Greetings from Orodara!!!
I have been meaning to put up other blog all about the loveliness of Orodara and my life here but haven’t had ample time to think of what to say. But now I have so here goes.
On the last blog I gave a picture tour of my house and that is about it for information on Orodara, so this time I thought I run through what is awesome about Orodara and what I have been doing for my third year so far.
Right near my house is a boutique (tiny store) that has bread, eggs, somewhat cold sodas, and many other food amenities. It is run by a really nice family, the dad speaks French so that is nice and the mom doesn’t so that is fun for both of us (really! it is fun trying to understand each other, resorting to hand motions and then laughing and shaking our heads when it’s all over)
Also right near that boutique is a kiosk that sells sandwiches in the morning, depending on what’s in season; there is avocado, cucumbers, peas, ground mutton (? Who really know what meat that is) and so on. The pea ones are really good and easy if I don’t feel like making something for breakfast.
As we head down the road towards town there are number of kiosks that I can print documents at for 100 cfa a page (cheap), which is great because I always need to print stuff for my job activities.
A little ways pass that is a group of ladies, who sell fruits and veggies and have avocados when in season (one of two ladies with the magical ability to get them).
After that you’re pretty much “in town”, which houses the following:
- My site mate, Natalie!
- The big food store (i.e. He has toilet paper, cookies, cold sodas, flour, and assorted other things)
- The marche (veggies, pagne, plastic stuff, whatnots)

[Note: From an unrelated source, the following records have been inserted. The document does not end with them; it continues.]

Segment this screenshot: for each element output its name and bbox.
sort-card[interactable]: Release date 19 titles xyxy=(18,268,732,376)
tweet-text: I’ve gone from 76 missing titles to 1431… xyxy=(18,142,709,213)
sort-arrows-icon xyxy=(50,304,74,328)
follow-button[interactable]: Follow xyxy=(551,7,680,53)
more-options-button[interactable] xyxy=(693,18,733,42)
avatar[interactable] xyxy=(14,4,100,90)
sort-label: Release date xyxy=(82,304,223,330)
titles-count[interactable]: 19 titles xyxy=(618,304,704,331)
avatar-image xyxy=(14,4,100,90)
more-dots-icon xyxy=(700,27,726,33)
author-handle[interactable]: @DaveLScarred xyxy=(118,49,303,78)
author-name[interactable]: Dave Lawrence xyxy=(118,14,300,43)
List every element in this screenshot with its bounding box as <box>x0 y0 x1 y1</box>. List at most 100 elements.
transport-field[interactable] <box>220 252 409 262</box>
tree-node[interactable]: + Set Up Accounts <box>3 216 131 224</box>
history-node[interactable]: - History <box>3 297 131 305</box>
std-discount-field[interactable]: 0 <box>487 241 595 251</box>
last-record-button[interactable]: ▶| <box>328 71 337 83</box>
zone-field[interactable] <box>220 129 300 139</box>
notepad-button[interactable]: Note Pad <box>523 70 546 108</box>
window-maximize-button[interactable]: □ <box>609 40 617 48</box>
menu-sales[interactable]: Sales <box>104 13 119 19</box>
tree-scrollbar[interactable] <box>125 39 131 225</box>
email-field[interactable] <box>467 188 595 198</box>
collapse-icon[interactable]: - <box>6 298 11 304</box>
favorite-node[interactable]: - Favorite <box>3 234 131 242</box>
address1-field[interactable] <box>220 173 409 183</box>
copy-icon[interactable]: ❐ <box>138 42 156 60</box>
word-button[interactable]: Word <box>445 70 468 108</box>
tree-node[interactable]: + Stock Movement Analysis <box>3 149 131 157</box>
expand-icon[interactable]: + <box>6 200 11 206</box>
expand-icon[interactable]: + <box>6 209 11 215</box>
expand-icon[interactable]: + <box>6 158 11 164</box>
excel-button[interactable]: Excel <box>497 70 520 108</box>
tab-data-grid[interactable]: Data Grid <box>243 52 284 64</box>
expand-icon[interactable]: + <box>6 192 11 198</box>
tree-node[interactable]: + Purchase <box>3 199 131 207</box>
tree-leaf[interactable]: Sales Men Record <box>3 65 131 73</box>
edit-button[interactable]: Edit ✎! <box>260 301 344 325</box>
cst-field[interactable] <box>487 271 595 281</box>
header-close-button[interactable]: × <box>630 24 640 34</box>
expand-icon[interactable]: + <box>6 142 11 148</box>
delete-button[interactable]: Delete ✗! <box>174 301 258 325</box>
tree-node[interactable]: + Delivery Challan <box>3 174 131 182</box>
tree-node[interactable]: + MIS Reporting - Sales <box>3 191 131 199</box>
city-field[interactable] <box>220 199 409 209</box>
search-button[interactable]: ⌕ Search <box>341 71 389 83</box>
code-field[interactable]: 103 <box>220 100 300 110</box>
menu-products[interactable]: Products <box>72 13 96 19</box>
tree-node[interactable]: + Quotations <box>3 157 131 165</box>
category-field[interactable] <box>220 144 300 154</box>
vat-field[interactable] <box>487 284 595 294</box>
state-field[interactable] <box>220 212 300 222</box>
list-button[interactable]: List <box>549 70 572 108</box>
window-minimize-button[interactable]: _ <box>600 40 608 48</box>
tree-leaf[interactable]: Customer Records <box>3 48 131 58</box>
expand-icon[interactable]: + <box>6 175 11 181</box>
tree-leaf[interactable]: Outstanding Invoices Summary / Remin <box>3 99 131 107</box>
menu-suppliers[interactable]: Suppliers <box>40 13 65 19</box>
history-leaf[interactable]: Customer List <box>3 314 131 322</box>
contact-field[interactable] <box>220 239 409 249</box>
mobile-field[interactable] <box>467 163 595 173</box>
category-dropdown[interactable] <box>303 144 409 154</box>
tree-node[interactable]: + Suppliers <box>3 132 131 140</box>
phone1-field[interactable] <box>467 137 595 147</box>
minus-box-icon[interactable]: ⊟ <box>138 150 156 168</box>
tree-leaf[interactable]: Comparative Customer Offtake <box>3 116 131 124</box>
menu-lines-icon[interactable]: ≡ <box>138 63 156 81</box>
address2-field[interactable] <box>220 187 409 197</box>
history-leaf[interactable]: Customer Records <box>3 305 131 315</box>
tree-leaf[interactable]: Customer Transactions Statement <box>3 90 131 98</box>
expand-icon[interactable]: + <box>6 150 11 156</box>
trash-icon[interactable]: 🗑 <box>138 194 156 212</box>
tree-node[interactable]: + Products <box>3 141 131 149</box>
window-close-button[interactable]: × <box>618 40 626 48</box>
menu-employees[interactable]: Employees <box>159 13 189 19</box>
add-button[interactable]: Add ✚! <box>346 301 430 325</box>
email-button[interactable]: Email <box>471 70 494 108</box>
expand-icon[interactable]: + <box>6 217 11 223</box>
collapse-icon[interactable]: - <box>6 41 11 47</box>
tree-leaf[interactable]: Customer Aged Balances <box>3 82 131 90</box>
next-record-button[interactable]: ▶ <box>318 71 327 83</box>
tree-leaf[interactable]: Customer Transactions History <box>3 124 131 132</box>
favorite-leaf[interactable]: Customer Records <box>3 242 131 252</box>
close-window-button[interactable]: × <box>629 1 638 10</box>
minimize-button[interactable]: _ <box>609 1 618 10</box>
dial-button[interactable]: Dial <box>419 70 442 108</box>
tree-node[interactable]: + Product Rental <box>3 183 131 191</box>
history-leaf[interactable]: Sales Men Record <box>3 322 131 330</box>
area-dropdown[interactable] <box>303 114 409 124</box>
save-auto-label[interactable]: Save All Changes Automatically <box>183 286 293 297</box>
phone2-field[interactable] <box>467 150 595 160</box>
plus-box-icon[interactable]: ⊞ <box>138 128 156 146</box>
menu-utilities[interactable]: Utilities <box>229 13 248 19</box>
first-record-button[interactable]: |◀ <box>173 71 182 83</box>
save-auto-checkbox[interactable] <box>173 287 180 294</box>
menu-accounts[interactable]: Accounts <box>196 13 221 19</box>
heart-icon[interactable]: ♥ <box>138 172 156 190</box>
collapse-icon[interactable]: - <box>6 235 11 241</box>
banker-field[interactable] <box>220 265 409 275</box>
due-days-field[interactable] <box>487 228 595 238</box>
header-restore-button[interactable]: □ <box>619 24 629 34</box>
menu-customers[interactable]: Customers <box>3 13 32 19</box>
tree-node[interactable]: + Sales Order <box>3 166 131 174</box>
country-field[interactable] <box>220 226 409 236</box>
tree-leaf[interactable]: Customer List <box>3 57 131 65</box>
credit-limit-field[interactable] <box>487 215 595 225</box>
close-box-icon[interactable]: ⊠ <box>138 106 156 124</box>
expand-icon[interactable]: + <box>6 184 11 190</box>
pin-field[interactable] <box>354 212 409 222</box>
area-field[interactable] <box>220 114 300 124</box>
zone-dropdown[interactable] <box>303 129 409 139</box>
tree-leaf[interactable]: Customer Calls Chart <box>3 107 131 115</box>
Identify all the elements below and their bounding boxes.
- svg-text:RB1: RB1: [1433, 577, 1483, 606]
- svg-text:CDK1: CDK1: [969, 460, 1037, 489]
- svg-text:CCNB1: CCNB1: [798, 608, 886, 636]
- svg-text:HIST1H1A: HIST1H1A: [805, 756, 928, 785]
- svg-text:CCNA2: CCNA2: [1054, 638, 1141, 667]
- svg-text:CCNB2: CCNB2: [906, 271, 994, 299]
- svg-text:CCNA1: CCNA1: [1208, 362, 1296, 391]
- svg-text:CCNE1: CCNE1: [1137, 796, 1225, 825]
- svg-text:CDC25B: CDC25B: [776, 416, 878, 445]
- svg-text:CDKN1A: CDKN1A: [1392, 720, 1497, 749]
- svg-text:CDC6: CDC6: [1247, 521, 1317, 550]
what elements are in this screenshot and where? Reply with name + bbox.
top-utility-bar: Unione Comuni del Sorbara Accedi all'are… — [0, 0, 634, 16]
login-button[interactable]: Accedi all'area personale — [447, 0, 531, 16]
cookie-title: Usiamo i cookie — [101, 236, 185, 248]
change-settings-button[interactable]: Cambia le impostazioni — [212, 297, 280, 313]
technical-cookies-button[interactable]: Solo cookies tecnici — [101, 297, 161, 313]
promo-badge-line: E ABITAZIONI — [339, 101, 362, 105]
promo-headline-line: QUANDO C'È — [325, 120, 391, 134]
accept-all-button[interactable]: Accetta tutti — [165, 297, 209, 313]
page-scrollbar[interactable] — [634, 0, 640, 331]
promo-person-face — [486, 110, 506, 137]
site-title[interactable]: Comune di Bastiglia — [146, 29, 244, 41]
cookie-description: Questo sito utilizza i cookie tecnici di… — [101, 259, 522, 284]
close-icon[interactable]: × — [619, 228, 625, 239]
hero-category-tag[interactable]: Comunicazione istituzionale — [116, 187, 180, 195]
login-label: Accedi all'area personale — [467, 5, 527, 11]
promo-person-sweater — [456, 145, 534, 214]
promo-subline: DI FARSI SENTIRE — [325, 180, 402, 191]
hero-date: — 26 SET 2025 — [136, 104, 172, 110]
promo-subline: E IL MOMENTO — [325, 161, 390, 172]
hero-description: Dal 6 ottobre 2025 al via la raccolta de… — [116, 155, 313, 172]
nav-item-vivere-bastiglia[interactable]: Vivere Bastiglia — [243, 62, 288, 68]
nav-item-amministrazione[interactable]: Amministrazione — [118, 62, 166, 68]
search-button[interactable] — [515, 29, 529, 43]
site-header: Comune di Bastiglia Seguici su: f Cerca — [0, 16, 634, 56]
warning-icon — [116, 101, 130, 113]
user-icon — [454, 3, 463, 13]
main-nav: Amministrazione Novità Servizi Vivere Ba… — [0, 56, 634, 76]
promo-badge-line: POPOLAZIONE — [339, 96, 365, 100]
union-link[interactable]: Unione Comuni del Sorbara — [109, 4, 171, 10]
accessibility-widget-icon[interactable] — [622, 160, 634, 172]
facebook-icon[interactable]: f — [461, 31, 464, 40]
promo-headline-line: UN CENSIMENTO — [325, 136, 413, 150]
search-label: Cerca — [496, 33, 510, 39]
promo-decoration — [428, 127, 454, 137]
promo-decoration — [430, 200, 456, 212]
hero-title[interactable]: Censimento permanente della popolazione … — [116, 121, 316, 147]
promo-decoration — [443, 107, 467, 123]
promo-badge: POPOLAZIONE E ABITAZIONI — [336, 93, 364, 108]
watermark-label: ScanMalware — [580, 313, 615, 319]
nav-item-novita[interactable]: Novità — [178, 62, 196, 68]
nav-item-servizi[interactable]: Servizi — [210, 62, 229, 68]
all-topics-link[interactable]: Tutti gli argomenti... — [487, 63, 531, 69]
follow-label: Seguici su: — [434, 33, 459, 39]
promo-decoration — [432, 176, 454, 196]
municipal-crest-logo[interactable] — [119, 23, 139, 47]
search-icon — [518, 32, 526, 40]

- The two official bus company stations that go to Bobo and beyond
- All the bush taxi that go to Bobo as well and everywhere else around Orodara
- A wonderful tailor, who has made me a number of things that have worked out really well
- A bar with really cold beer (almost magically cold beers, if that is possible)
- Ecobank (money!)
After those sites, if you keep following the one road that is Orodara, you get to the CMA or Centre Médicale avec Antenne chirurgical or Medical Center with a surgical antenna. So basically think of a walled complex with lots of different buildings, all of which are different medical services. For example, I work at the pediatric building, which is next to general medicine, the laboratory, and administration.
At pediatrics, there is a head doctor, 2 or 3 other doctors, 3 or so nurse who all rotate. I work with a village mid wife, who oversees the CREN program, which is for malnourished babies and toddlers.
So far I have helped set up morning talks about nutrition and hygiene. The mid wife, Siata, does all the talking based off an information sheet I gave her. Most of the moms only speak Jula (the local language) and not French. I spend my mornings there hanging out with the moms and playing with the babies who aren’t afraid of me (some of them are, pale skin and all).
And that is a brief Orodara tour and work over view. I hope you have enjoyed the info. As a side note, or big note, I’ll be in the states December 2nd!!!!!!!!!!!!!! Exactly 17 days until I’m in Pittsburgh at the airport!!!!!!!